Суть времени. Том 3 (Кургинян) - страница 7

Но если он «в первых строках сего письма» (в рассказе Бабеля было так сказано: «В первых строках сего письма спешу Вас уведомить») говорит, что надвигается чудовищная катастрофа, если он об этом говорит серьезно, целостно, подлинно, то как он может дальше говорить о том, что у него до фига каких-то там жизненных обязательств? Кто из нас двоих сошел с ума? Я или он?

Мне-то кажется, что это такое специальное состояние ума и души, в котором один очаг, одна часть мозга и сердца говорит об этой катастрофе и крутится в одном направлении, а другая часть тех же мозга и сердца говорит о том, что у нее много жизненных обязательств, и крутится в другом направлении. Но это знаете, как называется? Это раздвоение личности, потом расчетверение и так далее. Шизофрения, прошу прощения, это называется. Постмодернисты об этом писали — шизокапитализм…

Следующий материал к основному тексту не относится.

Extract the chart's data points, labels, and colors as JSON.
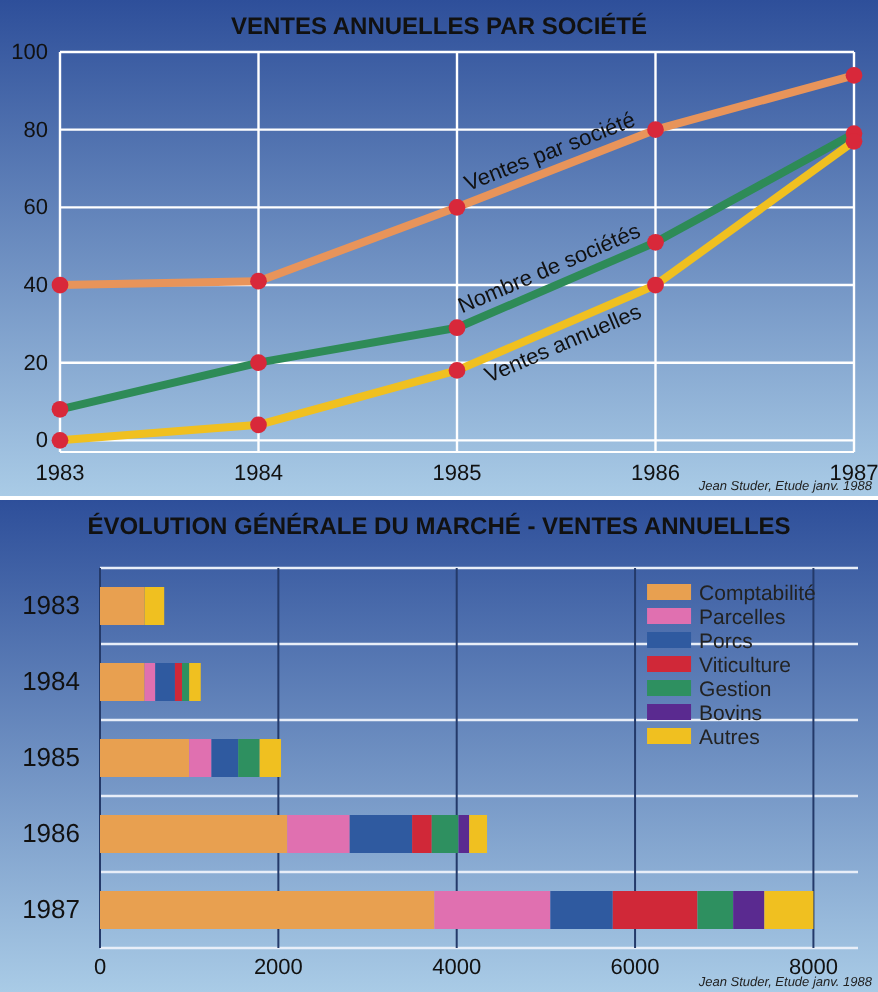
{
  "chart_data": [
    {
      "type": "line",
      "title": "VENTES ANNUELLES PAR SOCIÉTÉ",
      "x": [
        1983,
        1984,
        1985,
        1986,
        1987
      ],
      "xlim": [
        1983,
        1987
      ],
      "xticks": [
        1983,
        1984,
        1985,
        1986,
        1987
      ],
      "ylim": [
        -3,
        100
      ],
      "yticks": [
        0,
        20,
        40,
        60,
        80,
        100
      ],
      "grid": true,
      "marker": "circle",
      "series": [
        {
          "name": "Ventes par société",
          "color": "#e8945a",
          "values": [
            40,
            41,
            60,
            80,
            94
          ]
        },
        {
          "name": "Nombre de sociétés",
          "color": "#2e8b57",
          "values": [
            8,
            20,
            29,
            51,
            79
          ]
        },
        {
          "name": "Ventes annuelles",
          "color": "#f0c020",
          "values": [
            0,
            4,
            18,
            40,
            77
          ]
        }
      ],
      "annotations": [
        "Jean Studer, Etude janv. 1988"
      ]
    },
    {
      "type": "bar",
      "orientation": "horizontal",
      "stacked": true,
      "title": "ÉVOLUTION GÉNÉRALE DU MARCHÉ - VENTES ANNUELLES",
      "categories": [
        "1983",
        "1984",
        "1985",
        "1986",
        "1987"
      ],
      "xlim": [
        0,
        8500
      ],
      "xticks": [
        0,
        2000,
        4000,
        6000,
        8000
      ],
      "grid": "x",
      "legend": "top right",
      "series": [
        {
          "name": "Comptabilité",
          "color": "#e8a050",
          "values": [
            500,
            500,
            1000,
            2100,
            3750
          ]
        },
        {
          "name": "Parcelles",
          "color": "#e070b0",
          "values": [
            null,
            120,
            250,
            700,
            1300
          ]
        },
        {
          "name": "Porcs",
          "color": "#2f5aa0",
          "values": [
            null,
            220,
            300,
            700,
            700
          ]
        },
        {
          "name": "Viticulture",
          "color": "#d02838",
          "values": [
            null,
            80,
            null,
            220,
            950
          ]
        },
        {
          "name": "Gestion",
          "color": "#2e9060",
          "values": [
            null,
            80,
            240,
            300,
            400
          ]
        },
        {
          "name": "Bovins",
          "color": "#5a2a90",
          "values": [
            null,
            null,
            null,
            120,
            350
          ]
        },
        {
          "name": "Autres",
          "color": "#f0c020",
          "values": [
            220,
            130,
            240,
            200,
            550
          ]
        }
      ],
      "annotations": [
        "Jean Studer, Etude janv. 1988"
      ]
    }
  ]
}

Я в данном случае говорю не о частной психиатрии, а о синдроме, который охватывает целое сообщество, группы. Обязательства у них, понимаете? С одной стороны — катастрофа, а с другой стороны — обязательства. И времени у них для того, чтобы протянуть руку как-то сжавшимся, прижавшимся друг к другу, чувствующим беду, растерянным, тоже ведь неслабым и хорошим людям, нет. А может быть, эти-то люди и есть последний шанс на преодоление катастрофы? Может, другого-то шанса и нет? Этот — крохотный, слабый, а другого нет вообще.

Проходит второй день. Я уезжаю из города. Очень много было разговоров, встреч… И в полубеспамятном состоянии падаю на полку вагона СВ, который едет в Москву, и хочу заснуть. В этот момент за стенкой вдруг начинается невероятно грязный женский и мужской мат. Ну, я в геологических экспедициях поработал, в театрах провинциальных и иных тоже достаточно много чего поставил и, вообще, никак ханжой не являюсь. Но это был невероятно грязный и одержимо-животный, скотский мат. То барышни объясняют, как это будет происходить… то мужики… почти хрюкают, рычат… Включена еще очень громко американская музыка, но они орут еще громче…

12 часов ночи. Со мной вдруг что-то происходит, и я точно понимаю, что я этих мужиков, орущих за стенкой, просто уложу. А если они еще дернутся, то сделаю что-нибудь и похуже. И я начинаю вставать и одеваться. Жена моя это видит и бежит за проводницей, что-то ей объясняет (видимо, достаточно доходчиво), и проводница идет в этот зверинец. И начинает говорить: «Сынки, сынки…» (а проводница — простая русская женщина)… «Сынки, ну, что ж вы делаете? Тут же немолодые люди, они же отдыхать хотят, они же как ваши родители. А вы тут что?»